Interpreters Theatre hosts social change display

Emma Koehler

UNI’s Interpreter Theatre displayed four installations presenting important social topics.

EMMA KOEHLER, Managing Editor

UNI Interpreters Theatre was set up in Lang Hall for the evening of April 27 to showcase four student-driven installations of interactive media, props of items and human actors, statistics and interactive performances. These installations presented four startling statistics that aim to present the issues as if participants were dealing with it first-hand. 

Along with sexual assault, other installations presented topics of climate change, human trafficking and gun related suicide.

Interpreters Theatre Director and Communication and Media Professor Joshua Hamzehee recalls acknowledging all of the deaths related to COVID-19 since the beginning of the pandemic and recognizing other recent social changes that have become topics of conversation.

He also realized the importance of a live performance as well as utilizing the performance space available to the Interpreters Theatre. The brainstorming was opened up to his students, where they were able to choose topics and statistics they felt they needed to share. 

“I wanted us to help put a face and context to these numbers that seem overwhelming while also allowing the audience to come up with their own interpretations,” he said. 

The sexual assault installation involved the interpretation of a sitcom setting with a sofa and old-style countdown timer projected onto a wall. The timer is set to 73 seconds, as every 73 seconds is the time between how often sexual assault occurs in America. The actors in the performance all laugh in unison to represent the role of bystanders in these situations.

Parker Schnell, one actor in the performance and a sophomore majoring in communications, explained that the entire installation speaks for the way actors in media play a role of advancing onto other actors or showcasing characteristics of sexual assault within a plot line but all for the purpose of comedy. 

Following the sexual assault installation, participants could jump into the path and track a hurricane while holding a cold piece of ice. Within the spiral track of the hurricane was shocking statistics of climate change. As participants followed the spiral, they felt the shock of holding the cold ice and reading of the current fate of the world. 

In reference to recent laws and concerns, another topic expressed the issue of gun-related suicide. Within the installation, nets were hung from the ceiling that held statistics, faces of those impacted by gun-related suicide and quotes.

The nets framed a heightened walkway that led to a mirror at the end to put the participant in the perspective of a victim who faced gun-related suicide. A projector casted the entire installation with the glow of a timer representing the statistic of a gun-related suicide happening every 11 minutes. 

“We wanted to focus on guns and what it means by making guns so available to people and the consequence of that,” explained Patten Tody, a senior majoring in communications with a minor in family services who contributed to the gun-related suicide installation. “Once you pull the trigger, you can’t un-pull it. You’re gone, you’re gone.”

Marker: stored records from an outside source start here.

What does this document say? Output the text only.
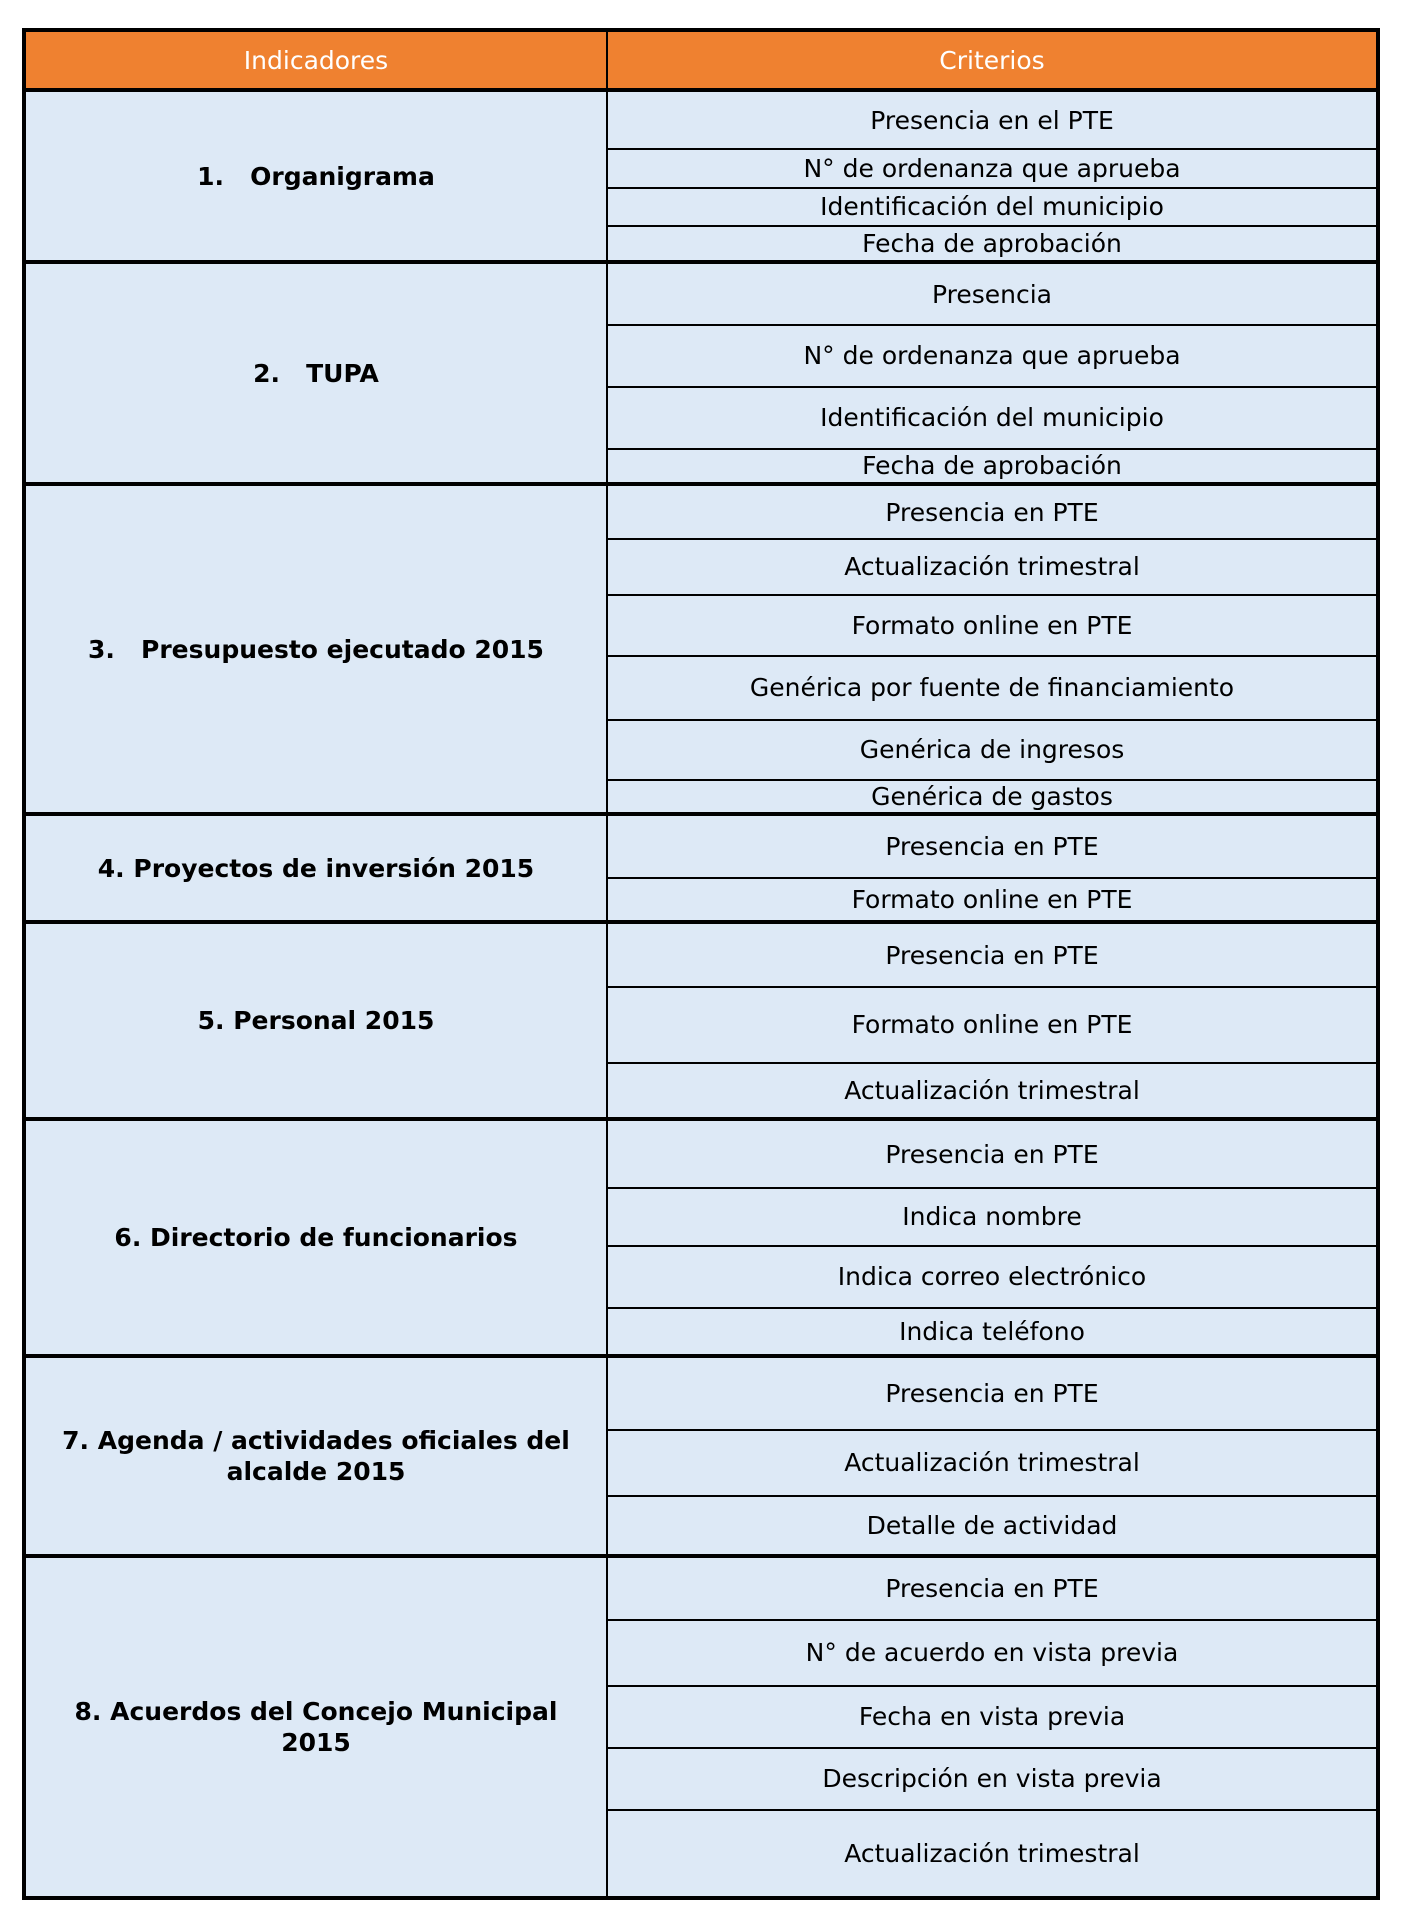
Indicadores	Criterios
1.   Organigrama
Presencia en el PTE
N° de ordenanza que aprueba
Identificación del municipio
Fecha de aprobación
2.   TUPA
Presencia
N° de ordenanza que aprueba
Identificación del municipio
Fecha de aprobación
3.   Presupuesto ejecutado 2015
Presencia en PTE
Actualización trimestral
Formato online en PTE
Genérica por fuente de financiamiento
Genérica de ingresos
Genérica de gastos
4. Proyectos de inversión 2015
Presencia en PTE
Formato online en PTE
5. Personal 2015
Presencia en PTE
Formato online en PTE
Actualización trimestral
6. Directorio de funcionarios
Presencia en PTE
Indica nombre
Indica correo electrónico
Indica teléfono
7. Agenda / actividades oficiales del alcalde 2015
Presencia en PTE
Actualización trimestral
Detalle de actividad
8. Acuerdos del Concejo Municipal 2015
Presencia en PTE
N° de acuerdo en vista previa
Fecha en vista previa
Descripción en vista previa
Actualización trimestral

The other installation utilizing live actors was the topic of human trafficking. Three actors were placed within other props and statistics illuminating the dangers and horrific stories of individuals who had been trafficked.

Within eerie colored lights, one actor represented a child hidden in a corner holding a stuffed animal and shaking with fear. Another held a mirror that read the words “Help me.” The last was laying on a bench with words associated with human trafficking and organ trafficking written across her bare stomach and thighs while her hand was held to her neck. 

The event was set up as a socially-distanced museum walk but with live features.

Attendees could freely move from installation to installation and interact with live visuals and actors to become fully immersed in the topic. 

“Because of (COVID-19), I was a little uncertain in what our attendance would be,” said Hamzehee. “I was hoping for about 40 people over that two-and-a-half hour period, and we almost doubled that, proving there is a need and desire in the Cedar Valley for experimental performance and experiences about social, political and urgent topics that we often relegate to numbers on a page or a politician’s mouth.”